When we experience relational trauma, relationships can feel scary, but reestablishing safety and trust in relationships is where the healing happens. (To be clear, we do not mean reestablishing safety and trust with abusers, but rather finding other healing relationships.) 

“When safety and trust had been established, people were able to connect with helpers. The nature of the behaviours of helpers that fostered healing ranged from small acts of kindness to unconditional love.”

  • “Moving from being wounded, through suffering to healing, is possible. It is facilitated by developing safe, trusting relationships and by positive reframing that moves through the weight of responsibility to the ability to respond.”
  • “Relationships with health professionals were among these but were not necessarily any more important to the healing journey than other kinds of helpers, which included family members, friends, spirituality and their God, pets, support groups, administrators, case workers and supervisors.”

Healing probably means different things to different people, but one definition that emerged from the study is: “The re-establishment of a sense of integrity and wholeness.” 

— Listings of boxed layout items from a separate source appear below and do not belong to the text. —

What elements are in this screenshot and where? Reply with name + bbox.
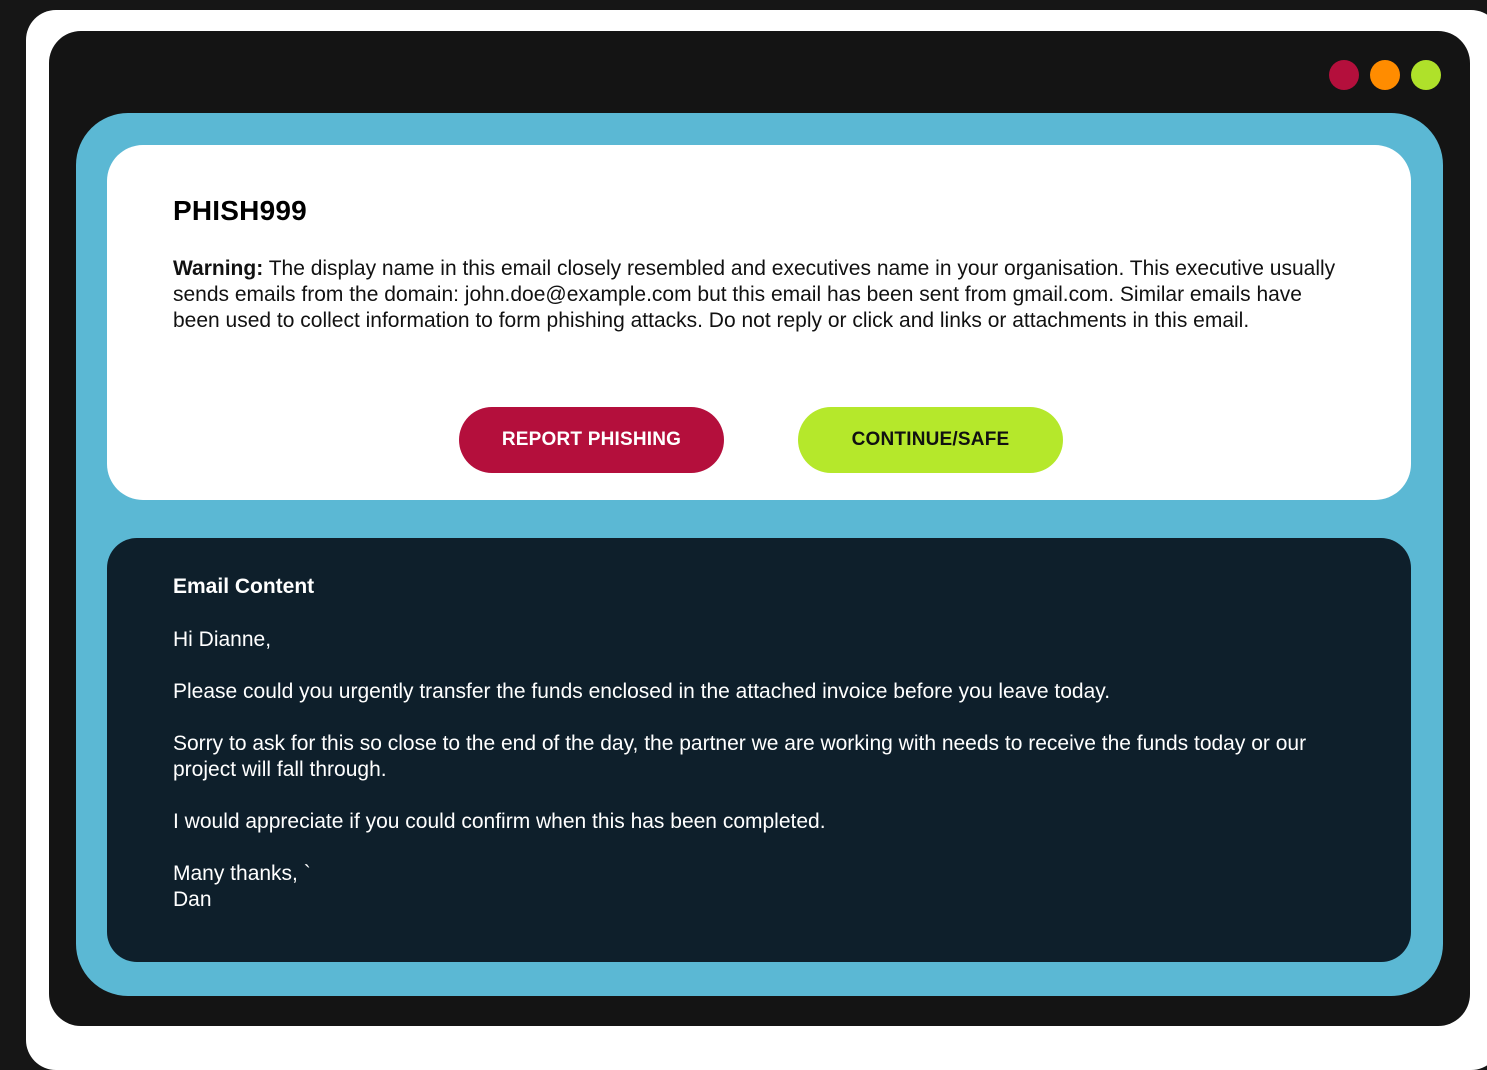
- email-signoff-text: Many thanks, `: [173, 862, 311, 885]
- warning-code-title: PHISH999: [173, 195, 307, 226]
- content-panel: PHISH999 Warning: The display name in th…: [76, 113, 1443, 996]
- email-body: Hi Dianne, Please could you urgently tra…: [173, 627, 1363, 913]
- email-signoff: Many thanks, ` Dan: [173, 861, 1363, 913]
- window-controls: [1329, 60, 1441, 90]
- warning-message: Warning: The display name in this email …: [173, 256, 1343, 334]
- minimize-dot-icon[interactable]: [1370, 60, 1400, 90]
- email-paragraph: Please could you urgently transfer the f…: [173, 680, 1111, 703]
- email-content-heading: Email Content: [173, 575, 315, 598]
- email-content-card: Email Content Hi Dianne, Please could yo…: [107, 538, 1411, 962]
- continue-safe-button[interactable]: CONTINUE/SAFE: [798, 407, 1063, 473]
- report-phishing-button[interactable]: REPORT PHISHING: [459, 407, 724, 473]
- email-paragraph: I would appreciate if you could confirm …: [173, 810, 826, 833]
- email-greeting: Hi Dianne,: [173, 628, 272, 651]
- app-window: PHISH999 Warning: The display name in th…: [49, 31, 1470, 1026]
- warning-message-text: The display name in this email closely r…: [173, 257, 1336, 332]
- close-dot-icon[interactable]: [1329, 60, 1359, 90]
- maximize-dot-icon[interactable]: [1411, 60, 1441, 90]
- warning-label: Warning:: [173, 257, 264, 280]
- email-paragraph: Sorry to ask for this so close to the en…: [173, 732, 1307, 781]
- email-signature: Dan: [173, 888, 212, 911]
- warning-card: PHISH999 Warning: The display name in th…: [107, 145, 1411, 500]
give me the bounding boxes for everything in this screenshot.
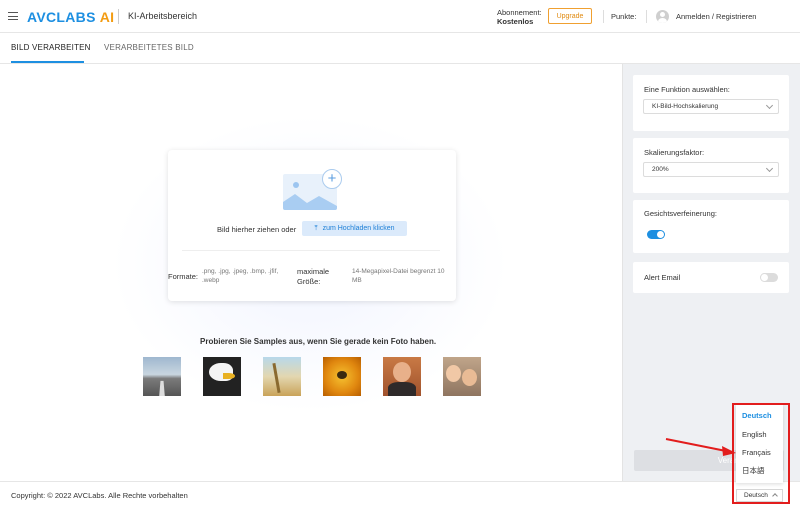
scale-select[interactable]: 200% — [643, 162, 779, 177]
upload-button[interactable]: ⤒ zum Hochladen klicken — [302, 221, 407, 236]
toggle-knob — [657, 231, 664, 238]
upgrade-button[interactable]: Upgrade — [548, 8, 592, 24]
divider — [118, 9, 119, 24]
add-icon[interactable]: + — [322, 169, 342, 189]
chevron-down-icon — [765, 101, 774, 110]
sample-woman-thumbnail[interactable] — [383, 357, 421, 396]
scale-card: Skalierungsfaktor: 200% — [633, 138, 789, 193]
top-bar: AVCLABS AI KI-Arbeitsbereich Abonnement: … — [0, 0, 800, 33]
samples-title: Probieren Sie Samples aus, wenn Sie gera… — [200, 337, 437, 346]
face-refinement-card: Gesichtsverfeinerung: — [633, 200, 789, 253]
logo-text: AVCLABS — [27, 9, 96, 25]
sample-bee-thumbnail[interactable] — [323, 357, 361, 396]
annotation-highlight-box — [732, 403, 790, 504]
toggle-knob — [761, 274, 768, 281]
tab-bar: BILD VERARBEITEN VERARBEITETES BILD — [0, 33, 800, 64]
tab-process-image[interactable]: BILD VERARBEITEN — [11, 43, 91, 52]
subscription-label: Abonnement: — [497, 8, 542, 17]
alert-email-label: Alert Email — [644, 273, 681, 282]
upload-button-label: zum Hochladen klicken — [322, 224, 395, 232]
chevron-down-icon — [765, 164, 774, 173]
active-tab-indicator — [11, 61, 84, 63]
alert-email-toggle[interactable] — [760, 273, 778, 282]
tab-processed-image[interactable]: VERARBEITETES BILD — [104, 43, 194, 52]
sample-road-thumbnail[interactable] — [143, 357, 181, 396]
formats-label: Formate: — [168, 272, 199, 281]
scale-select-value: 200% — [652, 166, 669, 173]
workspace-title: KI-Arbeitsbereich — [128, 11, 198, 21]
sample-field-thumbnail[interactable] — [263, 357, 301, 396]
formats-value: .png, .jpg, .jpeg, .bmp, .jfif, .webp — [202, 268, 279, 284]
divider — [182, 250, 440, 251]
login-register-link[interactable]: Anmelden / Registrieren — [676, 12, 756, 21]
divider — [603, 10, 604, 23]
drag-hint: Bild hierher ziehen oder — [217, 225, 297, 234]
logo[interactable]: AVCLABS AI — [27, 9, 114, 25]
divider — [646, 10, 647, 23]
logo-ai-text: AI — [99, 9, 115, 25]
menu-icon[interactable] — [8, 12, 18, 20]
annotation-arrow-icon — [665, 438, 736, 456]
copyright-text: Copyright: © 2022 AVCLabs. Alle Rechte v… — [11, 491, 188, 500]
max-size-label: maximale Größe: — [297, 267, 330, 286]
footer: Copyright: © 2022 AVCLabs. Alle Rechte v… — [0, 481, 800, 507]
function-label: Eine Funktion auswählen: — [644, 85, 730, 94]
subscription-plan: Kostenlos — [497, 17, 534, 26]
sample-eagle-thumbnail[interactable] — [203, 357, 241, 396]
function-select-value: KI-Bild-Hochskalierung — [652, 103, 719, 110]
sun-icon — [293, 182, 299, 188]
sample-family-thumbnail[interactable] — [443, 357, 481, 396]
upload-dropzone[interactable]: + Bild hierher ziehen oder ⤒ zum Hochlade… — [168, 150, 456, 301]
alert-email-card: Alert Email — [633, 262, 789, 293]
face-refinement-toggle[interactable] — [647, 230, 665, 239]
mountain-icon — [283, 194, 337, 210]
max-size-value: 14-Megapixel-Datei begrenzt 10 MB — [352, 268, 445, 284]
face-refinement-label: Gesichtsverfeinerung: — [644, 209, 717, 218]
points-label: Punkte: — [611, 12, 637, 21]
function-select[interactable]: KI-Bild-Hochskalierung — [643, 99, 779, 114]
scale-label: Skalierungsfaktor: — [644, 148, 705, 157]
upload-icon: ⤒ — [314, 224, 318, 232]
function-card: Eine Funktion auswählen: KI-Bild-Hochska… — [633, 75, 789, 131]
subscription-info: Abonnement: Kostenlos — [497, 8, 542, 26]
avatar-icon[interactable] — [656, 10, 669, 23]
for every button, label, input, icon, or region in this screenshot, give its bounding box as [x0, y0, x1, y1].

Healing was an emergent property that resulted from each individuals’ complex healing journey, a result of bridged connections between resources and relationships. “…they gradually found relief from suffering and began to exhibit emergent characteristics: a sense of hope, self-acceptance, and a desire to help others—the immediate precursors to healing.”

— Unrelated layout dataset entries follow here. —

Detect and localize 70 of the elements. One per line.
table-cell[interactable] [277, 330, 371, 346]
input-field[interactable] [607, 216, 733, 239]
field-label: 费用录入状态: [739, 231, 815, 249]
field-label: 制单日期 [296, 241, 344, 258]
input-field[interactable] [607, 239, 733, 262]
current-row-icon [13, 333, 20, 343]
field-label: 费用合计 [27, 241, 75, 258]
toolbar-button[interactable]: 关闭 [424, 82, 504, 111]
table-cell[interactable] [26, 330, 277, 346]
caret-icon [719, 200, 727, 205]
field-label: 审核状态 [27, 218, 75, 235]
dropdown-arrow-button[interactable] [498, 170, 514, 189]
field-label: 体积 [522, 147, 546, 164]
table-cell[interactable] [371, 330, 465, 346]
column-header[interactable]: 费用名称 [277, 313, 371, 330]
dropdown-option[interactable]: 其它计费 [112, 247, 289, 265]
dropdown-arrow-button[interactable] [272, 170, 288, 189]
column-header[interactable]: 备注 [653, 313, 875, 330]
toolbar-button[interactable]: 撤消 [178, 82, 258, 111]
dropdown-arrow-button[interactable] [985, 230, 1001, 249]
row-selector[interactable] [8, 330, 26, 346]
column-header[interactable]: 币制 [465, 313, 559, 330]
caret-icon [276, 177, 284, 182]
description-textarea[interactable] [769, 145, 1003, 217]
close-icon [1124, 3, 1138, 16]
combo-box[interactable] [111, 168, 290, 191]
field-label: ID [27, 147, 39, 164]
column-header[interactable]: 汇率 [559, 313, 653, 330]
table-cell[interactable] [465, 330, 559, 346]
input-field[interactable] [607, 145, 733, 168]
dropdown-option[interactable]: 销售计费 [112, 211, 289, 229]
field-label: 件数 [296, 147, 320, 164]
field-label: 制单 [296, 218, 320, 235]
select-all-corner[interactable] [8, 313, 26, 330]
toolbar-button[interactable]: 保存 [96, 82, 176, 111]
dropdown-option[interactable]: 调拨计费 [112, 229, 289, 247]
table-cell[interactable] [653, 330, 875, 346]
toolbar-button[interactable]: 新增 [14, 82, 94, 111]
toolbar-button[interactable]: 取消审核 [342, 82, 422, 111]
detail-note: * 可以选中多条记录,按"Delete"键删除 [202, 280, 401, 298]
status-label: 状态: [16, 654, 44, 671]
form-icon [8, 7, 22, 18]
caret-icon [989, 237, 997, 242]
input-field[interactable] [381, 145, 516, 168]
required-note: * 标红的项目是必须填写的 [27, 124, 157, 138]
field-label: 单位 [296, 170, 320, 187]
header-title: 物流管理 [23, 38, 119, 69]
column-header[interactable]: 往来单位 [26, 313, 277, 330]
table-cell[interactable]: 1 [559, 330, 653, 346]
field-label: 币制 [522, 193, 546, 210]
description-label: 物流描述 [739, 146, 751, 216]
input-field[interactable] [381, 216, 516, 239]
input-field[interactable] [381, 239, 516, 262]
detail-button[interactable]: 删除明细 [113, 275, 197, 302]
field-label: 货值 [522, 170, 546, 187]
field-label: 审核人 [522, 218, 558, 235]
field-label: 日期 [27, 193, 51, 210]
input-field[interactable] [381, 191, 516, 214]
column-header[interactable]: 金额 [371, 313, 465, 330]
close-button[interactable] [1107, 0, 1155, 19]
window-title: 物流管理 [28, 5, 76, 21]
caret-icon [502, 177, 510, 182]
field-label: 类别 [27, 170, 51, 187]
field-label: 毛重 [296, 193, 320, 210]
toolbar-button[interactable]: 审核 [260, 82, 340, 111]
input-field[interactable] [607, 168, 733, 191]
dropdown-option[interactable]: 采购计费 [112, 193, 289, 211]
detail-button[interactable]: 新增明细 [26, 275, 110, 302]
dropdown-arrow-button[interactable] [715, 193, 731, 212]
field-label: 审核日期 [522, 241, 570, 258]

 In varying degrees, “they were able to transcend their suffering and in some sense to flourish.” 

  • Helping Others: We find meaning in helping others. “Understanding that suffering gives the strength and experience to help others in similar situations.”
  • Hope: We begin to have hope that we will not always feel this bad. A Crohn’s patient said, “I think gradually I realized that I was going to feel better. I did have days when I actually didn’t vomit, when I did feel better. And I think gradually I came to believe that maybe I could have a normal life again.”
  • Self-Acceptance: We see our inherent value and understand that we are not to blame for our suffering. A participant living with HIV said, “I’m really proud of myself. I think that now I still want to live. I don’t want to die, and I really love myself a lot. I have a lot of comfort in myself.”

Suffering is the ongoing pain from wounding. 

There is debate about whether or not one actually needs to experience suffering on the path to healing.

Wounding happens when we experience physical or emotional harm. It can stem from chronic illness or by physical or psychological trauma for which we do not have the tools to cope, or a combination of those factors. 

“The degree and quality of suffering experienced by each individual is framed by contextual factors that include personal characteristics, timing of their initial or ongoing wounding in the developmental life cycle and prior and current relationships.”

Characteristics: How predisposed someone may be to wounding/how many tools and resources someone may have to deal with trauma/illness.

Lifestages: Developmental timing plays an important role in the impact of trauma — young children often do not have the same resources as older adults.

Relationships: Relationships can provide solace and support for those suffering, while lack of healthy relationships can prolong suffering.